Because the virus mutates so quickly, the FDA may approve the new vaccine formulations as COVID-19 cases are expected to surge again this winter. Given how fast the virus changes, lengthy human trials may have to be abandoned in favor of more laboratory tests and animal tests, The New York Times reported. Human trials can take up to five months, which can make the vaccine obsolete before it is even released to the public.
Both Pfizer and Moderna have been testing updated booster shots that target the omicron variant, with early trial results showing the tweaked shots boost protection against omicron. Since then, subvariants of omicron have surfaced and are spreading. As of June 18, the BA.4 and BA.5 subvariants accounted for 35 percent of all U.S. infections.
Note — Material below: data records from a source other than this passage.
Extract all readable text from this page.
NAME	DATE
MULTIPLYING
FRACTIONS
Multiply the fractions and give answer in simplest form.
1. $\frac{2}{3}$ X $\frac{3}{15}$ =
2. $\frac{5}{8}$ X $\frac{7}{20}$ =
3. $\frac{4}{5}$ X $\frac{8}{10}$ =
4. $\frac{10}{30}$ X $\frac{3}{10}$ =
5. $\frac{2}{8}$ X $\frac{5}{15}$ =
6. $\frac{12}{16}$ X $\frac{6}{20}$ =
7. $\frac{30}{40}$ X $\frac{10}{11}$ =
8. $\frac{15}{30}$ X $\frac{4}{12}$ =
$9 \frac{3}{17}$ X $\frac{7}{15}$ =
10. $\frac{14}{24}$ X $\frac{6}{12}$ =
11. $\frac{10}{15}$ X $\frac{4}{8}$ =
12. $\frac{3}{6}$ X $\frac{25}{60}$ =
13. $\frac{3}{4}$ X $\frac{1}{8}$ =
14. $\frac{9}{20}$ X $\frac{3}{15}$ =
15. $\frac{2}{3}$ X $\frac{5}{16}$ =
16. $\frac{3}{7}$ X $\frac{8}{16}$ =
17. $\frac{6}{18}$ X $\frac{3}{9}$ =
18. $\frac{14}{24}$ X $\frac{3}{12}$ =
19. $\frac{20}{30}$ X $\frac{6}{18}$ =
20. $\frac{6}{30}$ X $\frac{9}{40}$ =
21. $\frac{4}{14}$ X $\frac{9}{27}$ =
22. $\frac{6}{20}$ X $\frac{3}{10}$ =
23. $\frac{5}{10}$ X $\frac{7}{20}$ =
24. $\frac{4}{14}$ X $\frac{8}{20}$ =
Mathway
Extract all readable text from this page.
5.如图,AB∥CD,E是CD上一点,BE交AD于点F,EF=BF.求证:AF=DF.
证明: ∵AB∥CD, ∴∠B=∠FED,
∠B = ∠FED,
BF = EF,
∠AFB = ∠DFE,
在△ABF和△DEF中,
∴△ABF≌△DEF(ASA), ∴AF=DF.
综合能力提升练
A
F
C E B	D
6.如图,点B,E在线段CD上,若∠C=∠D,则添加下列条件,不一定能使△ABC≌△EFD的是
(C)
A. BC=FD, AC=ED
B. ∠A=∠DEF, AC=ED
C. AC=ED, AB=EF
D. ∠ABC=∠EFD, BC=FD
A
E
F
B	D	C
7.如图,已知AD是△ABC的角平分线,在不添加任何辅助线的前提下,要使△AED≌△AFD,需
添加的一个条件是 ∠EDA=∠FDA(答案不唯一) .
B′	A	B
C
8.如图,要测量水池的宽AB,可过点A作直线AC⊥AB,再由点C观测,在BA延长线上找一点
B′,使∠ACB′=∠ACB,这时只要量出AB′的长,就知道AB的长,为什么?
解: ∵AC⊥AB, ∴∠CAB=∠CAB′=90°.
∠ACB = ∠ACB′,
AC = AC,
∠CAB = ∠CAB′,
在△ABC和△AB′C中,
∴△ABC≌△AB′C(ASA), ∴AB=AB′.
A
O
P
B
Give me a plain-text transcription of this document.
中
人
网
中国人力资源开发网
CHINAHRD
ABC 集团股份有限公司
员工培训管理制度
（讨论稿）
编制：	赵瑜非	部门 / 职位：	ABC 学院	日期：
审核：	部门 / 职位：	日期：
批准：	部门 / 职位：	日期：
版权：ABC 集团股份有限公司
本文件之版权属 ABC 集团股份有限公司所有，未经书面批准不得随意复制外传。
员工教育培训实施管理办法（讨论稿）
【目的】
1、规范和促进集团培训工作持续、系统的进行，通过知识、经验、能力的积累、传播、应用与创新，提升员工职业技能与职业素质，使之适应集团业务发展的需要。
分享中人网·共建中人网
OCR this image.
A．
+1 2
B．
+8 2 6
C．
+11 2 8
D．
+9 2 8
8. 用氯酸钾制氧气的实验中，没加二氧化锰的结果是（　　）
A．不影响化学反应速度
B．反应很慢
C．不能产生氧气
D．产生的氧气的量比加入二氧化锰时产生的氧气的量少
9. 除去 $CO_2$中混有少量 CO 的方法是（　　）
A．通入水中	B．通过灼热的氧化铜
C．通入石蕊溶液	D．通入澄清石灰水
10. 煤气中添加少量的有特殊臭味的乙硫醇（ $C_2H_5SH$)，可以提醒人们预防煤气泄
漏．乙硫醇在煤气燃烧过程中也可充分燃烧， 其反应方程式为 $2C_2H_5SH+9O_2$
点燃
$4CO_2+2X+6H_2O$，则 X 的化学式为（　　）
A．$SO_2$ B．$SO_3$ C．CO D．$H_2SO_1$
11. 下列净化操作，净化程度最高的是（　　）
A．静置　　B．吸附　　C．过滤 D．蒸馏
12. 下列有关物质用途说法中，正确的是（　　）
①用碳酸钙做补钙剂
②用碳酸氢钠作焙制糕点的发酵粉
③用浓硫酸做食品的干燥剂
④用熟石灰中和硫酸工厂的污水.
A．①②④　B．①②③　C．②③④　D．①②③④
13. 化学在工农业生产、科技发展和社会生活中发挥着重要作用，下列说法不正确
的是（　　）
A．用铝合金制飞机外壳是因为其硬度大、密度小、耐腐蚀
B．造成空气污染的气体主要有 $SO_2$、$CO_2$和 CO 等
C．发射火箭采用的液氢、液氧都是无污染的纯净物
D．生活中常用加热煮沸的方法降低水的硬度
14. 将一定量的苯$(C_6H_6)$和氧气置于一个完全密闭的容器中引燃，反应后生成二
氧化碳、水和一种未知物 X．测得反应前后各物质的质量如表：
“Omicron is clearly in the rearview mirror,” Peter Hotez, M.D., a vaccine expert with the Baylor College of Medicine in Houston, told The Times. An omicron booster is not necessary unless it works against the newest omicron subvariants, but “I haven’t seen evidence of that,” he said. Even the FDA said in a briefing document prepared for the advisory committee meeting that the bivalent booster targeting both the original virus and omicron is “already somewhat outdated.”
But Kelly Moore, M.D., president of Immunize.org, a nonprofit that works to increase vaccine rates, told The Times that an accelerated process is already used to update the flu vaccine each year. Although this is the first time the process would be used with COVID-19 vaccines, they have been safely given to hundreds of millions of people, she noted. Updating them might call for “very well-educated guesswork,” she said, that is “appropriate for the circumstances.”
Still, the chance exists that the virus will change again and make the updated vaccines ineffective. John Beigel, M.D., a clinical research director at the U.S. National Institutes of Health, told The Times, “They [the new vaccines] may be old news by the time the fall comes.” Beigel said one option is to stick with the existing vaccines, which continue to provide robust protection against severe disease, while offering very little protection against infection.